Favorite movie: A Few Good Men
Favorite musical performer: Asa, a Nigerian singer & performer
Favorite television show: The West Wing
Favorite vacation spot: Thailand
Hobbies: Visiting new cities and reading/collecting books
What made Fona such an invaluable addition to the class of 2016?
“Fona is a student from Nigeria who earned a BS in electrical engineering from Fairleigh Dickinson University and an M.Oth Engineering Management from Cornell University prior to Yale SOM. Fona has been an instrumental student in shaping the co-curricular and extracurricular experience for her classmates at Yale SOM. She has helped leader positions in two student clubs, Education and the Africa Business and Society Club. These are professional clubs each hold large conferences attended by a significant number of students and professionals.
Fona was the driving force to start the Africa Business and Society Club. This is a new club that engages students from across the university who are interested in exploring professional and entrepreneurial opportunities, and discussing societal issues that face the many nations of many of the world’s fastest growing economies. Fona’s natural leadership skills have activated networks across all graduate programs at Yale (in particular MPH and Jackson) in order to make this club successful.”
Fona was actively engaged in the launch of the Yale Africa Business Practicum (2014 and 2015). This event focuses on bringing together graduate students from Yale SOM, other business schools and our GNAM partner schools in a full-day workshop, utilizing the raw case approach to provide solutions to real challenges faced by a business in Africa. The approach is distinct within the group of well-established Africa focused conferences and was designed to reflect the distinct approach of Yale SOM in solving complex problems. Fona’s strengths in team management made her the natural lead for marketing and engaging students around Yale and other northeast located business schools to join in this new initiative.
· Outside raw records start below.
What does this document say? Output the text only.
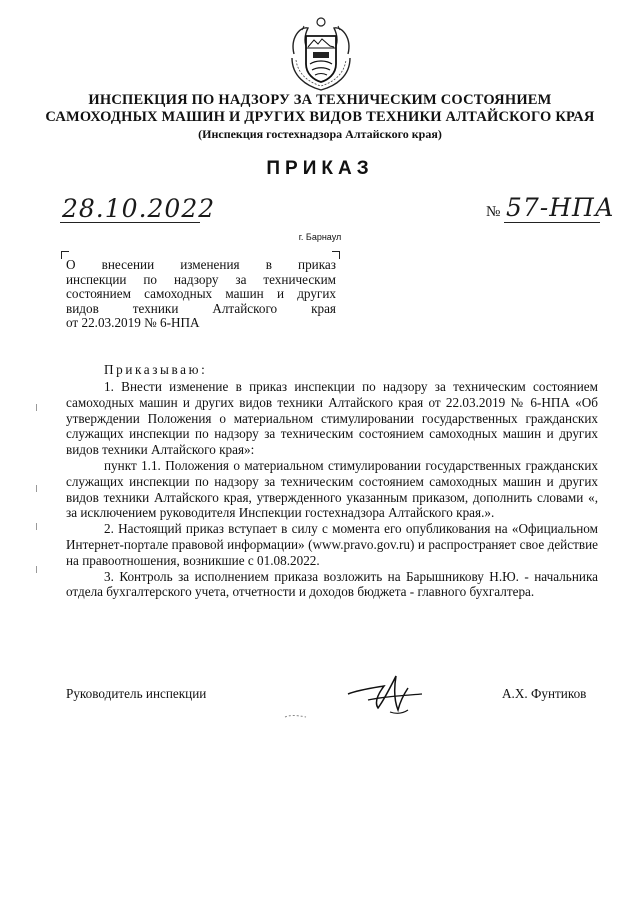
ИНСПЕКЦИЯ ПО НАДЗОРУ ЗА ТЕХНИЧЕСКИМ СОСТОЯНИЕМ
САМОХОДНЫХ МАШИН И ДРУГИХ ВИДОВ ТЕХНИКИ АЛТАЙСКОГО КРАЯ
(Инспекция гостехнадзора Алтайского края)
ПРИКАЗ
28.10.2022	№ 57-НПА
г. Барнаул
О внесении изменения в приказ
инспекции по надзору за техническим
состоянием самоходных машин и других
видов техники Алтайского края
от 22.03.2019 № 6-НПА
Приказываю:

1. Внести изменение в приказ инспекции по надзору за техническим состоянием самоходных машин и других видов техники Алтайского края от 22.03.2019 № 6-НПА «Об утверждении Положения о материальном стимулировании государственных гражданских служащих инспекции по надзору за техническим состоянием самоходных машин и других видов техники Алтайского края»:

пункт 1.1. Положения о материальном стимулировании государственных гражданских служащих инспекции по надзору за техническим состоянием самоходных машин и других видов техники Алтайского края, утвержденного указанным приказом, дополнить словами «, за исключением руководителя Инспекции гостехнадзора Алтайского края.».

2. Настоящий приказ вступает в силу с момента его опубликования на «Официальном Интернет-портале правовой информации» (www.pravo.gov.ru) и распространяет свое действие на правоотношения, возникшие с 01.08.2022.

3. Контроль за исполнением приказа возложить на Барышникову Н.Ю. - начальника отдела бухгалтерского учета, отчетности и доходов бюджета - главного бухгалтера.

Руководитель инспекции	А.Х. Фунтиков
Additionally, Fona is one of the leaders of the Education Club. Her interest in the education sector runs deep. She is so dedicated to this industry that she’s taking an urban education class that is based out of NYC and requires her to commute back and forth every week. While she has spent most of her post-secondary education in the United States, she was raised in the primary and secondary educational systems in Nigeria and these cross-cultural experiences have provided her with a unique insight into improving education in Africa.
Fona was also chosen to serve as a teaching assistant for a Yale SOM International Experience course that travels to South Africa. The central theme of the course is entrepreneurship and involves projects with local entrepreneurs. Income inequality and the legacy of Apartheid as also explored on the trip. Fona’s efforts to assist in exposing our students to these important topics in today’s South Africa has been much appreciated by her classmates and faculty.
Lastly, Fona has also been an outstanding mentor to the classmates following her in the MBA and MAM programs. She served as an orientation leader working with the administration to assist in the delivery of the orientation programming. Fona’s stewardship of the programming set an outstanding example to the new students of leadership and dedication to the curricular, extra-curricular and extracurricular aspects of the MBA experience.
Fona is off to join Mckinsey. She chose to work at McKinsey post-graduation because of its thought leadership on societal issues on the continent, including education.”